My reading of Ben is that he's an inherently decent guy who never lets his circumstances define his moral code.
The current logic parallels some of the problems I had with the 90s Clone Saga's take on Peter. You can write a story in which it's feasible that Peter would unintentionally strike his pregnant wife, but that doesn't make it a good idea. And once you've gone there it's really hard to step back from the stigma you've attached to someone who's supposed to be a hero.
It will bring an additional twist if we see kingpin and all the other villains he resurrected hunting for him and he has to turn to not peter but Kaine for help. Will Kaine help his former brother and idol or will he just kill him?
I wholeheartedly agree. Ben's looked at the abyss, and had many momentary breakdowns. However, he endures, even moreso than Peter. However, while I love watching Ben and Peter get along, it may be good for them to have a minor falling out, to say the things that they've likely been holding back.

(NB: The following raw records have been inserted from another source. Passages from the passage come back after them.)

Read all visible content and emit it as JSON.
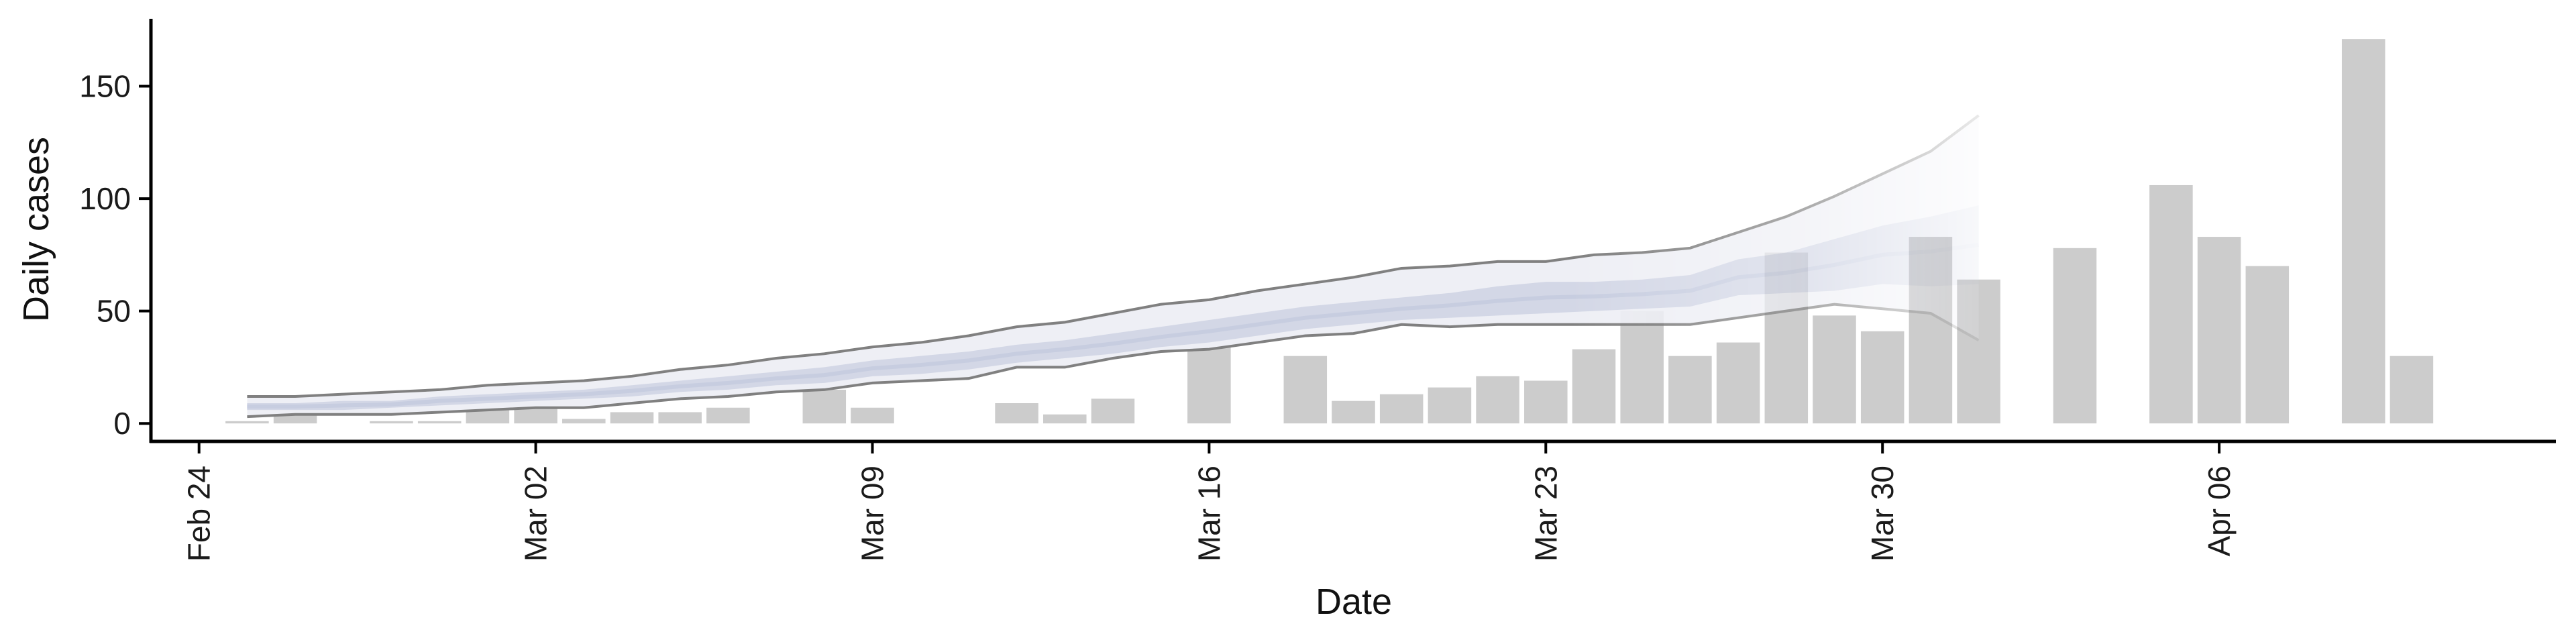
{
  "chart_data": {
    "type": "bar",
    "title": "",
    "xlabel": "Date",
    "ylabel": "Daily cases",
    "x_axis": "date",
    "ylim": [
      -8,
      180
    ],
    "xlim": [
      "2020-02-23",
      "2020-04-13"
    ],
    "grid": false,
    "legend": "none",
    "x_ticks": [
      {
        "date": "2020-02-24",
        "label": "Feb 24"
      },
      {
        "date": "2020-03-02",
        "label": "Mar 02"
      },
      {
        "date": "2020-03-09",
        "label": "Mar 09"
      },
      {
        "date": "2020-03-16",
        "label": "Mar 16"
      },
      {
        "date": "2020-03-23",
        "label": "Mar 23"
      },
      {
        "date": "2020-03-30",
        "label": "Mar 30"
      },
      {
        "date": "2020-04-06",
        "label": "Apr 06"
      }
    ],
    "y_ticks": [
      0,
      50,
      100,
      150
    ],
    "bars": [
      {
        "date": "2020-02-25",
        "value": 1
      },
      {
        "date": "2020-02-26",
        "value": 4
      },
      {
        "date": "2020-02-28",
        "value": 1
      },
      {
        "date": "2020-02-29",
        "value": 1
      },
      {
        "date": "2020-03-01",
        "value": 6
      },
      {
        "date": "2020-03-02",
        "value": 7
      },
      {
        "date": "2020-03-03",
        "value": 2
      },
      {
        "date": "2020-03-04",
        "value": 5
      },
      {
        "date": "2020-03-05",
        "value": 5
      },
      {
        "date": "2020-03-06",
        "value": 7
      },
      {
        "date": "2020-03-08",
        "value": 15
      },
      {
        "date": "2020-03-09",
        "value": 7
      },
      {
        "date": "2020-03-12",
        "value": 9
      },
      {
        "date": "2020-03-13",
        "value": 4
      },
      {
        "date": "2020-03-14",
        "value": 11
      },
      {
        "date": "2020-03-16",
        "value": 39
      },
      {
        "date": "2020-03-18",
        "value": 30
      },
      {
        "date": "2020-03-19",
        "value": 10
      },
      {
        "date": "2020-03-20",
        "value": 13
      },
      {
        "date": "2020-03-21",
        "value": 16
      },
      {
        "date": "2020-03-22",
        "value": 21
      },
      {
        "date": "2020-03-23",
        "value": 19
      },
      {
        "date": "2020-03-24",
        "value": 33
      },
      {
        "date": "2020-03-25",
        "value": 50
      },
      {
        "date": "2020-03-26",
        "value": 30
      },
      {
        "date": "2020-03-27",
        "value": 36
      },
      {
        "date": "2020-03-28",
        "value": 76
      },
      {
        "date": "2020-03-29",
        "value": 48
      },
      {
        "date": "2020-03-30",
        "value": 41
      },
      {
        "date": "2020-03-31",
        "value": 83
      },
      {
        "date": "2020-04-01",
        "value": 64
      },
      {
        "date": "2020-04-03",
        "value": 78
      },
      {
        "date": "2020-04-05",
        "value": 106
      },
      {
        "date": "2020-04-06",
        "value": 83
      },
      {
        "date": "2020-04-07",
        "value": 70
      },
      {
        "date": "2020-04-09",
        "value": 171
      },
      {
        "date": "2020-04-10",
        "value": 30
      }
    ],
    "band": {
      "dates": [
        "2020-02-25",
        "2020-02-26",
        "2020-02-27",
        "2020-02-28",
        "2020-02-29",
        "2020-03-01",
        "2020-03-02",
        "2020-03-03",
        "2020-03-04",
        "2020-03-05",
        "2020-03-06",
        "2020-03-07",
        "2020-03-08",
        "2020-03-09",
        "2020-03-10",
        "2020-03-11",
        "2020-03-12",
        "2020-03-13",
        "2020-03-14",
        "2020-03-15",
        "2020-03-16",
        "2020-03-17",
        "2020-03-18",
        "2020-03-19",
        "2020-03-20",
        "2020-03-21",
        "2020-03-22",
        "2020-03-23",
        "2020-03-24",
        "2020-03-25",
        "2020-03-26",
        "2020-03-27",
        "2020-03-28",
        "2020-03-29",
        "2020-03-30",
        "2020-03-31",
        "2020-04-01"
      ],
      "outer_upper": [
        12,
        12,
        13,
        14,
        15,
        17,
        18,
        19,
        21,
        24,
        26,
        29,
        31,
        34,
        36,
        39,
        43,
        45,
        49,
        53,
        55,
        59,
        62,
        65,
        69,
        70,
        72,
        72,
        75,
        76,
        78,
        85,
        92,
        101,
        111,
        121,
        137
      ],
      "outer_lower": [
        3,
        4,
        4,
        4,
        5,
        6,
        7,
        7,
        9,
        11,
        12,
        14,
        15,
        18,
        19,
        20,
        25,
        25,
        29,
        32,
        33,
        36,
        39,
        40,
        44,
        43,
        44,
        44,
        44,
        44,
        44,
        47,
        50,
        53,
        51,
        49,
        37
      ],
      "inner_upper": [
        9,
        9,
        10,
        10,
        12,
        13,
        14,
        15,
        17,
        19,
        21,
        23,
        25,
        28,
        30,
        32,
        35,
        37,
        40,
        43,
        46,
        49,
        52,
        54,
        56,
        58,
        61,
        63,
        63,
        64,
        66,
        73,
        76,
        82,
        88,
        92,
        97
      ],
      "inner_lower": [
        6,
        6,
        6,
        7,
        8,
        9,
        10,
        11,
        12,
        14,
        15,
        17,
        18,
        21,
        22,
        24,
        27,
        29,
        31,
        34,
        36,
        39,
        42,
        44,
        46,
        47,
        48,
        49,
        50,
        51,
        52,
        57,
        58,
        59,
        62,
        61,
        62
      ],
      "median": [
        7.5,
        7.5,
        8,
        8.5,
        10,
        11,
        12,
        13,
        14.5,
        16.5,
        18,
        20,
        21.5,
        24.5,
        26,
        28,
        31,
        33,
        35.5,
        38.5,
        41,
        44,
        47,
        49,
        51,
        52.5,
        54.5,
        56,
        56.5,
        57.5,
        59,
        65,
        67,
        70.5,
        75,
        76.5,
        79.5
      ]
    },
    "colors": {
      "bar": "#cccccc",
      "band_outer": "#eeeff5",
      "band_inner": "#c7cde0",
      "upper_line": "#808080",
      "lower_line": "#808080",
      "axis": "#000000"
    }
  }
}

I think that if that happens, it would open the door to the conversation between Kaine and Ben that at least a few of us have been anticipating for some time...
As originally written, Ben Reilly never abandoned his moral code even when he felt like he was genetic garbage. The writers made an explicit point of this by way of comparison with Peter's reaction when he discovered he was the clone. Now, I don't particularly buy into the way Peter was depicted in Maximum Cloneage, and I pretty much pass over it entirely in my head canon. But at least it's a little easier to walk back from that because it so obviously contradicts Peter Parker's massive comics history. (Even accepting he was the clone, he had more comics to his credit at this point than the original.)
But with Ben, the villainy scheme takes on a bit more weight because there's only two other stories to compare it with: the original and the 90s Clone Saga.
Maybe, but I can't say I feel like the ends justify the means. And you could just as easily create tension with Ben noting that Peter screwed things up with MJ in spite of having everything handed to him (from Ben's clone perspective).Although, I can't help but wonder: maybe this dip into villainy is really just about putting Ben into a position where he and Peter aren't treating each other like best buddy brothers.